We may be preoccupied at present with the refugee crisis that has brought so many thousands across the Mediterranean and across Europe, displaced by war in Africa and the Middle East. But looking back over the decades, this is really nothing new.
In 1936, refugees were escaping from flooding in Shantung, in China, and were fed and housed by the provisional government in Tsinan.
In the USA, the Dust Bowl and resulting drought forced tens of thousands of families to abandon their farms. Many migrated to California in the hope of finding better conditions. Meanwhile in Europe, the Spanish Civil War led many to flee, often heading across the border into France, which proved only a temporary haven, and in Germany Jews who had been subjected to anti-semitic legislation were taking whatever opportunities they could to leave before things got worse. CARA (under the name of the Society for the Protection of Science and Learning) was working to find posts in British universities for academics thrown out of their posts at institutions in Germany.
1946 saw displacement on a massive scale, across most of Europe. Germans were forcibly expelled from the territories that had been occupied during the war and now fell under the Soviet remit.
Many citizens of Eastern European countries were desperately trying to stay in the West. And the survivors of the concentration camps were making their way to the homes they had once known, or waiting for the possibility of passage to Palestine, or the US.
In 1956 the brutal Soviet suppression of the uprising in Hungary led to around 200,000 people fleeing the country, initially to Austria and West Germany.
In 1966 Vietnamese were fleeing ahead of the Vietcong advance. The New York Times reported that nearly half of the 10,000 inhabitants of the An Lao valley had chosen to leave, pleading desperately with withdrawing US troops for help.
In 1976 in Lebanon the civil war created a wave of refugees, around 900,000, or about one-fifth of the population. On 12 August 1976, supported by Syria, Maronite forces managed to overwhelm the Palestinian and leftist militias defending the Tel al-Zaatar refugee camp in East Beirut, and 1,000-1,500 civilians were massacred.

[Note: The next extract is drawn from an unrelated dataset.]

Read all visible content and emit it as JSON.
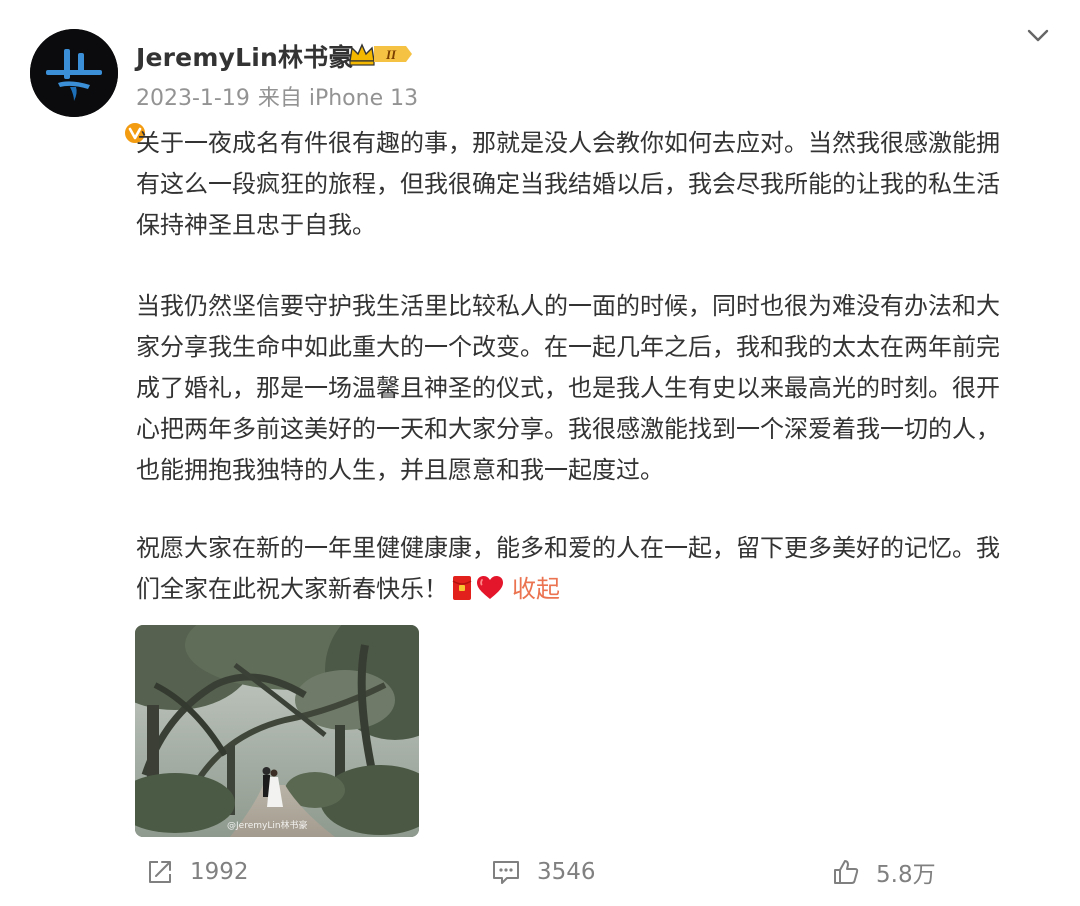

In 1986 the ongoing civil war in Sri Lanka generated thousands of internally displaced people as well as refugees, mostly Tamils. Many fled to neighbouring India and western countries such as Canada, France, Denmark, the United Kingdom, and Germany.
In 1996, the refugee crisis in the aftermath of the 1994 Rwandan genocide became increasingly unstable. Hutu militants in the camps were now well organised, and led attacks into Rwanda and eastern Zaire. In what became known as the First Congo War, around half a million people were herded by the militants into the border areas, and subsequently fled back into Rwanda, or further into Zaire. Tens of thousands were killed, or died of exposure or starvation.
Ten years ago, refugees came primarily from Sudan, DRC, Somalia and CAR, as they do currently. In addition, Cote d’Ivoire and Liberia generated significant numbers of refugees following their civil wars, and the ongoing crisis in the Great Lakes area added Burundi and Rwanda to the list.
2016 – more than 1,200 people have died of starvation and illness at an aid camp in north-east Nigeria that houses people fleeing the Islamist militant group Boko Haram, according to the medical charity Médecins Sans Frontières.
It goes on, and it always will. There will always be wars, and rumours of wars. There will be, increasingly, natural disasters as a result of climate change. There will be persecution and oppression and terrorism. People will leave because they have to, because home is the mouth of a shark. And we will have to find better ways of helping them, we must be braver, more generous, more open. Today of all days that seems a forlorn hope. But we must hang on to it, nonetheless.
Migration Matters Festival
Friday 24th June
To Walk in Your Shoes, by Rachael Munro-Fawcett
10.30am-6pm
Exhibition.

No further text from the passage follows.